Florence, left quite alone, went out to the small room off the hall to begin the search for her coat. While she looked methodically through the piles, she reflected that, after all, she was not too old to do two jobs, perhaps get a manager for the bookshop, while she herself would have to take some sort of course in art history and music appreciation – music was always appreciated, whereas art had a history – that, she supposed, would mean journeys over to Cambridge.

Outside it was a clear night and she could see across the marshes to the Laze, marked by the riding lights of the fishing boats, waiting for the low tide. But it was cold, and the air stung her face.

‘It was very good of them to ask me,’ she thought. ‘I daresay they found me a bit awkward to talk to.’
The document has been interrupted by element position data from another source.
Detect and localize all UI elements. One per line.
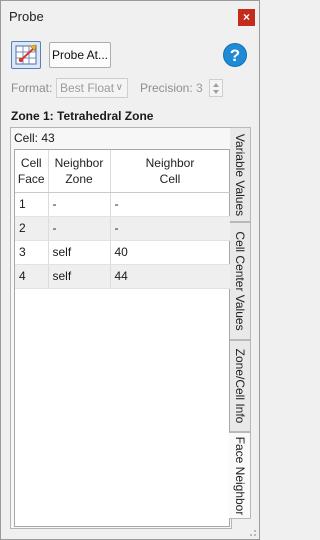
format-label: Format: (11, 81, 53, 95)
neighbor-cell: 40 (110, 240, 231, 265)
neighbor-cell: - (110, 192, 231, 217)
probe-grid-icon (15, 44, 37, 65)
close-button[interactable]: × (238, 9, 255, 26)
neighbor-zone: self (48, 240, 111, 265)
chevron-down-icon: ∨ (115, 82, 123, 93)
neighbor-cell: 44 (110, 264, 231, 289)
probe-window: Probe × Probe At... ? Format: Best Float… (0, 0, 260, 540)
tab-cell-center-values[interactable]: Cell Center Values (230, 222, 251, 340)
cell-label: Cell: 43 (14, 131, 55, 145)
header-neighbor-cell[interactable]: Neighbor Cell (110, 150, 231, 193)
face-neighbor-panel: Cell: 43 Cell Face Neighbor Zone Neighbor C… (10, 127, 232, 529)
tab-zone-cell-info[interactable]: Zone/Cell Info (230, 340, 251, 432)
table-row[interactable]: 1 - - (15, 192, 231, 217)
tab-face-neighbor[interactable]: Face Neighbor (229, 432, 251, 519)
table-header-row: Cell Face Neighbor Zone Neighbor Cell (15, 150, 231, 193)
probe-at-button[interactable]: Probe At... (49, 42, 111, 68)
precision-value[interactable]: 3 (196, 81, 203, 95)
resize-grip-icon[interactable] (247, 527, 257, 537)
help-icon[interactable]: ? (223, 43, 247, 67)
header-cell-face[interactable]: Cell Face (15, 150, 49, 193)
probe-tool-button[interactable] (11, 41, 41, 69)
cell-face: 2 (15, 216, 49, 241)
format-select[interactable]: Best Float ∨ (56, 78, 128, 98)
cell-face: 3 (15, 240, 49, 265)
table-row[interactable]: 2 - - (15, 216, 231, 241)
tab-variable-values[interactable]: Variable Values (230, 127, 251, 222)
window-title: Probe (9, 9, 44, 24)
cell-face: 4 (15, 264, 49, 289)
spin-up-icon[interactable] (213, 83, 219, 87)
table-row[interactable]: 4 self 44 (15, 264, 231, 289)
neighbor-cell: - (110, 216, 231, 241)
table-row[interactable]: 3 self 40 (15, 240, 231, 265)
neighbor-zone: - (48, 192, 111, 217)
header-neighbor-zone[interactable]: Neighbor Zone (48, 150, 111, 193)
vertical-tab-strip: Variable Values Cell Center Values Zone/… (229, 127, 252, 519)
precision-label: Precision: (140, 81, 193, 95)
neighbor-zone: self (48, 264, 111, 289)
cell-face: 1 (15, 192, 49, 217)
format-value: Best Float (60, 81, 115, 95)
spin-down-icon[interactable] (213, 90, 219, 94)
neighbor-zone: - (48, 216, 111, 241)
face-neighbor-table: Cell Face Neighbor Zone Neighbor Cell 1 - -… (14, 149, 231, 527)
zone-title: Zone 1: Tetrahedral Zone (11, 109, 154, 123)
precision-spinner[interactable] (209, 79, 223, 97)
title-bar[interactable]: Probe × (1, 1, 259, 33)
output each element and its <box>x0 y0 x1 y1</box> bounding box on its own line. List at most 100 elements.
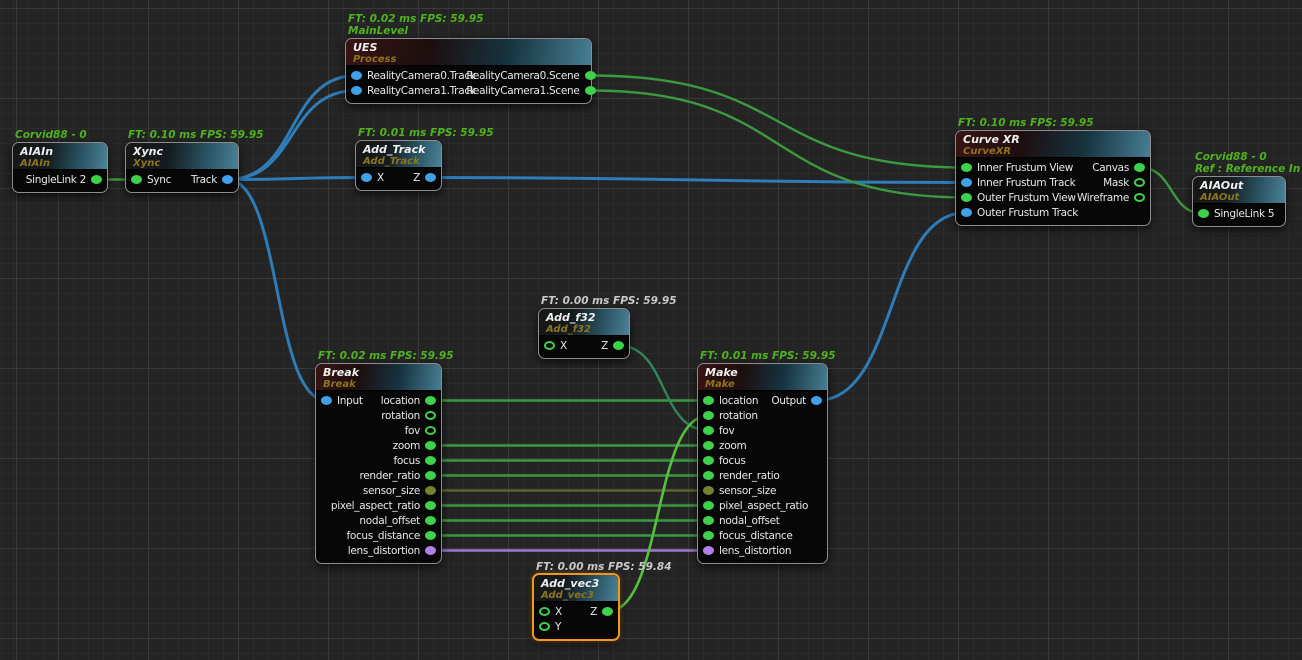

As soon as she had gone, the groups of guests reformed themselves, as the cattle had done when Raven took the old horse aside. Now they were all of the same kind, facing one way, grazing together. Between themselves they could arrange many matters, though what they arranged was quite often a matter of chance. As the time drew on for thinking about going home, Mrs Gamart was still a little disturbed as what seemed a check in her scheme for the Old House. This Mrs Green, though unobtrusive enough, had not quite agreed to everything on the spot. It was not of much importance. But a little more champagne, given her by Milo, caused her mind to revolve in its giddy uppermost circle, and to her cousin’s second husband, who was something to do with the Arts Council, and to her own cousin once removed, who was soon going to be high up in the Directorate of Planning, and to her brilliant nephew who sat for the Longwash Division of West Suffolk and had already made his name as the persevering secretary of the Society for Providing Public Access to Places of Interest and Beauty, and to Lord Gosfield who had ventured over from his stagnant castle in the Fens because if foot-and-mouth broke out again he wouldn’t be able to come for months, she spoke of the Hardborough Centre for Music and the Arts. And in the minds of her brilliant nephew, cousin, and so on, a faint resolution formed that something might have to be done, or Violet might become rather a nuisance. Even Lord Gosfield was touched, though he had said nothing all evening, and had in fact driven the hundred odd miles expressly to say nothing in the company of his old friend Bruno. They were all kind to their hostess, because it made life easier.

It was time to be gone. They were not sure where they or their wives had put the car keys. They lingered at the front door saying that they must not let in the cold air, while the General’s old dog, which lived in single-minded expectation of the door opening, thumped its tail feebly on the shining floor; then their cars would not start and the prospect of some of them returning to stay the night grew perilously close; then the last spark ignited and they roared away, calling and waving, and the marsh wind could be heard again in the silence that followed.